The most common use case is automatic SSL certificate issuance via the DNS-01 challenge: when you choose DNS validation in "SSL Auto Apply", you must provide the API credentials of the corresponding cloud (DNS) provider. Those credentials are organized and stored through "Key Group + Key Management". One group holds one provider's credential set, making it easy to manage multiple accounts and multi-cloud environments.
This page combines two parts:
- Key Group: create a group first, specifying its name and the cloud it belongs to.
- Key Management: maintain the actual key/value pairs under a group.
Steps
1. Manage Key Groups
- Open the Key Group page and click Add Key Group.

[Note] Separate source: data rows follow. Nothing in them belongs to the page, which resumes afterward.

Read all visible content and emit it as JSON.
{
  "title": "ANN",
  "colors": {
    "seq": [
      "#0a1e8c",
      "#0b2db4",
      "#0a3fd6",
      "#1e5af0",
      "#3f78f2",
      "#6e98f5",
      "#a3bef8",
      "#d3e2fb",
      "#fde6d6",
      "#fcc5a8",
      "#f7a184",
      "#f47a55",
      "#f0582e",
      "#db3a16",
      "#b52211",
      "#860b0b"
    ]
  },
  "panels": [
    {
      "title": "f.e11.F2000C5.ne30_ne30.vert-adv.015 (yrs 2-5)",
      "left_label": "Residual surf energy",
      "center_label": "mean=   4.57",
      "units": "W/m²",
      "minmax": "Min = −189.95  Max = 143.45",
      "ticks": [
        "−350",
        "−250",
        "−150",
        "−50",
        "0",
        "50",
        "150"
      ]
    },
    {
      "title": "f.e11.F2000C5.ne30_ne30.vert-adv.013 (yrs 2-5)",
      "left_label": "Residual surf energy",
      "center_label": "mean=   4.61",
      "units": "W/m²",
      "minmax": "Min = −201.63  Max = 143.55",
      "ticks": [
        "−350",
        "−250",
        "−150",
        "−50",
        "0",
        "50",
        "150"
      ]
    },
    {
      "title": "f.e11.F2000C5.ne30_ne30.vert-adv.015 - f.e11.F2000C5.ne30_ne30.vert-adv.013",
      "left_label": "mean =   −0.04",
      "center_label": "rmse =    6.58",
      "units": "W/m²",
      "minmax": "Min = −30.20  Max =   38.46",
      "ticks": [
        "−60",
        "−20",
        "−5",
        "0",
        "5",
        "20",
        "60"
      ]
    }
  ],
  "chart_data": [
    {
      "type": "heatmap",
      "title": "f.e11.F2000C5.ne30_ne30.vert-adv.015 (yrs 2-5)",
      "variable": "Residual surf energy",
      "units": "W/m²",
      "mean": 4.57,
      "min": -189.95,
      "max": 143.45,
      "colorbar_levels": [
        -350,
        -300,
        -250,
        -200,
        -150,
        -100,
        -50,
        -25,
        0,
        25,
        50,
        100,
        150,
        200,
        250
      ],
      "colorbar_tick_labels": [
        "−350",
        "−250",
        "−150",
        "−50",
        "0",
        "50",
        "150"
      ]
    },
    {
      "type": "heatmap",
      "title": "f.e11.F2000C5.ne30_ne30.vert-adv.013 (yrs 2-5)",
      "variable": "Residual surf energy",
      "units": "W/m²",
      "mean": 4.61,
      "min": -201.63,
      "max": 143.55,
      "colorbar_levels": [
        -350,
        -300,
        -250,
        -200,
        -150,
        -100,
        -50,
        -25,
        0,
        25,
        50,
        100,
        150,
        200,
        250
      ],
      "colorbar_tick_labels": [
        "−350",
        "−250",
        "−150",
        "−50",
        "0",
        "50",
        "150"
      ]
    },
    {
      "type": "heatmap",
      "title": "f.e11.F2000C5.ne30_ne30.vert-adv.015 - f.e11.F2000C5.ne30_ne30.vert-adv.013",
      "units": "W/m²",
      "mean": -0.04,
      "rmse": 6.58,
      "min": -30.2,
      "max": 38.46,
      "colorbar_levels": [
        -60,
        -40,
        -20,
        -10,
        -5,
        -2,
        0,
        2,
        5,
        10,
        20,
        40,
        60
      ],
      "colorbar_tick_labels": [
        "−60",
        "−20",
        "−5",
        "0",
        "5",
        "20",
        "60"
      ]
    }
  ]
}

- Fill in the Group Name and Cloud Provider.
- Click Confirm to save. The list also supports Edit and Delete for existing groups.
Tip: When configuring DNS-01 validation in "SSL Auto Apply", you will be asked to select a key group; once selected, you can add / edit the keys required by that DNS provider under the group.
2. Manage Keys
- Open the Key Management page and click New.
- Fill in the Key, Value, and an optional Remarks.
- Click Confirm to save. The list also supports Edit and Delete for existing keys.
Field Reference
Key Group
| Field | Description |
|---|---|
| Group Name | Custom name of the group, used when selecting it in scenarios such as SSL issuance. Required. |
| Cloud Provider | The cloud (DNS) provider this group belongs to, used to distinguish credentials across platforms. |
Key
| Field | Description |
|---|---|
| Key | The key name (e.g. the API Key field name required by a DNS provider). Required. |
| Value | The value of the key (e.g. the actual API Key / Secret content), stored encrypted locally. |
| Remarks | Optional description to help identify the key's purpose. |
FAQ
- Are keys stored in plaintext? No. Key values are encrypted before being persisted locally, consistent with SamWaf's private-deployment principle that data never leaves your machine.
- How are key groups and keys related? A group is used for classification (typically one group per cloud provider); a key is a concrete key/value pair under a group. For DNS-01 certificate issuance, select a group first, then fill in the specific credentials under it.